From this equation above, we can draw a well known conclusion that the energy released by the source is partly stored in the inductor and is partly lost as heat due to resistance.

Let us apply this same logic to the alternate universe inductor. The expression for energy stored in the inductor is of a very different nature. Infact, the energy levels in the inductor may be varying with time (this is speculation as I haven't worked out the expression yet).

What are your views on this? An interesting follow up problem could be framed on these lines if this thought is on a right track. I realise that speculating about this is probably meaningless as this is not a representation of reality. But I find it interesting..
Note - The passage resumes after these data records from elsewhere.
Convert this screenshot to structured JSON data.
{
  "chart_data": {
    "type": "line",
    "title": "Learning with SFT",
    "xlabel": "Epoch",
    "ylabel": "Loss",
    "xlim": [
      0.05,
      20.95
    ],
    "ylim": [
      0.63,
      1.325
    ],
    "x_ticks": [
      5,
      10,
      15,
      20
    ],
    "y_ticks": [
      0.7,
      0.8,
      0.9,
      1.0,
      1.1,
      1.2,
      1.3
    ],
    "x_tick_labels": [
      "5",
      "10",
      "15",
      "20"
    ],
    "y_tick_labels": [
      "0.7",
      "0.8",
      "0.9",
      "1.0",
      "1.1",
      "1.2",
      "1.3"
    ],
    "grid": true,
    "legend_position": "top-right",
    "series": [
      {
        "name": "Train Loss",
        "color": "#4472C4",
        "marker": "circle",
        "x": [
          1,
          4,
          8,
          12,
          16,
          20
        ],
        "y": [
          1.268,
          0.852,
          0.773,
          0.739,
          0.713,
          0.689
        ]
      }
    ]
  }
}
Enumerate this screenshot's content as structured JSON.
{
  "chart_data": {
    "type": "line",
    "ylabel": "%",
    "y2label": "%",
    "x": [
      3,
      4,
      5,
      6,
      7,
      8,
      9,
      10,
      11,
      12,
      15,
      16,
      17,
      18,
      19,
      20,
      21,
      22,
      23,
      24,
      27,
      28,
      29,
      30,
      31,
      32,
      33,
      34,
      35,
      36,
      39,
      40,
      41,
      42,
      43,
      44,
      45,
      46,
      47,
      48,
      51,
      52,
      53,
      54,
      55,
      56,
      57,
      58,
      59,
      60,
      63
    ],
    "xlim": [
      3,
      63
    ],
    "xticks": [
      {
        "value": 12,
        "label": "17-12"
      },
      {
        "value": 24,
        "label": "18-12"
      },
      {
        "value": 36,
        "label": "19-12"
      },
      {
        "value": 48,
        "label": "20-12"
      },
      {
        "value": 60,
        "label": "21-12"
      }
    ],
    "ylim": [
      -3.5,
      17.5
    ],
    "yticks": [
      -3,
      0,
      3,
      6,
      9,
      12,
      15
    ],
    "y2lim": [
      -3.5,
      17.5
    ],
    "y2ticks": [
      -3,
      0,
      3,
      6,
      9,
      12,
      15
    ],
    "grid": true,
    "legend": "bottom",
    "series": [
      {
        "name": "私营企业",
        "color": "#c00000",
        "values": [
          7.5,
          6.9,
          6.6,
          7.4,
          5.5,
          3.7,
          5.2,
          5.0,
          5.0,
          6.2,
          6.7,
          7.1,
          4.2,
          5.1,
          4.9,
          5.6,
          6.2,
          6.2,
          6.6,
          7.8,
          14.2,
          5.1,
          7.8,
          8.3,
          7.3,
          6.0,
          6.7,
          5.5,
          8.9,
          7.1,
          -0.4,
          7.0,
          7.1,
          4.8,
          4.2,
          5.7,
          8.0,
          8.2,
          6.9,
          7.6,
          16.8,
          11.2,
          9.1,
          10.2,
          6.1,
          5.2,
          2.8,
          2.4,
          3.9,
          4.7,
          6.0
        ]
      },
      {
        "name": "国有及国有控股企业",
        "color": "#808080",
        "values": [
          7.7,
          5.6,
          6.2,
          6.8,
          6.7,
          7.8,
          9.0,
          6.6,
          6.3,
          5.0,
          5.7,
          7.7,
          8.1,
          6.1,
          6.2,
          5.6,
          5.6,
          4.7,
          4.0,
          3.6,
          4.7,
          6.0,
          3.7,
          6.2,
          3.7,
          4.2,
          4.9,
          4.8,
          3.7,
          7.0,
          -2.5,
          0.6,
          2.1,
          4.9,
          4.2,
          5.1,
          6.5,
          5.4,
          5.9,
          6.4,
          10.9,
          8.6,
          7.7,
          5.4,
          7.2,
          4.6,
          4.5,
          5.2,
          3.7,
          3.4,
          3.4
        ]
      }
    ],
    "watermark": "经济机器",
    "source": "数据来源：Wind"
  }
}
This can be solved via a Laplace Transform:

$I''(t) + \frac{R}{L} \cdot I(t) = \frac{V}{L} \Rightarrow [s^2 I(s) - sI(0) - I'(0)] + \frac{R}{L} \cdot I(s) = \frac{V}{L} \cdot \frac {1}{s}$

and after substituting our values for resistance, inductance, and voltage:

$(s^2 + 2000)I(s) = \frac{10000}{s} \Rightarrow I(s) = \frac{10000}{s(s^2 + 2000)} = \frac{5}{s} - \frac{5s}{s^2 + 2000}$ ;

and taking the inverse Laplace Transform yields:

$I(t) = \boxed{5 - 5cos(\sqrt{2000} t)}$

which the following info can be gleaned:

$I_{MIN} = 0, I_{MAX} = 10, I_{AVG} = \frac{I_{MIN} + I_{MAX}}{2} = 5$ and $2\pi f = \sqrt{2000} \Rightarrow f = \frac{\sqrt{2000}}{2\pi} = 7.117$

and the final answer computes to: $I_{MAX} + I_{AVG} + f = 10 + 5 + 7.117 = \boxed{22.117}.$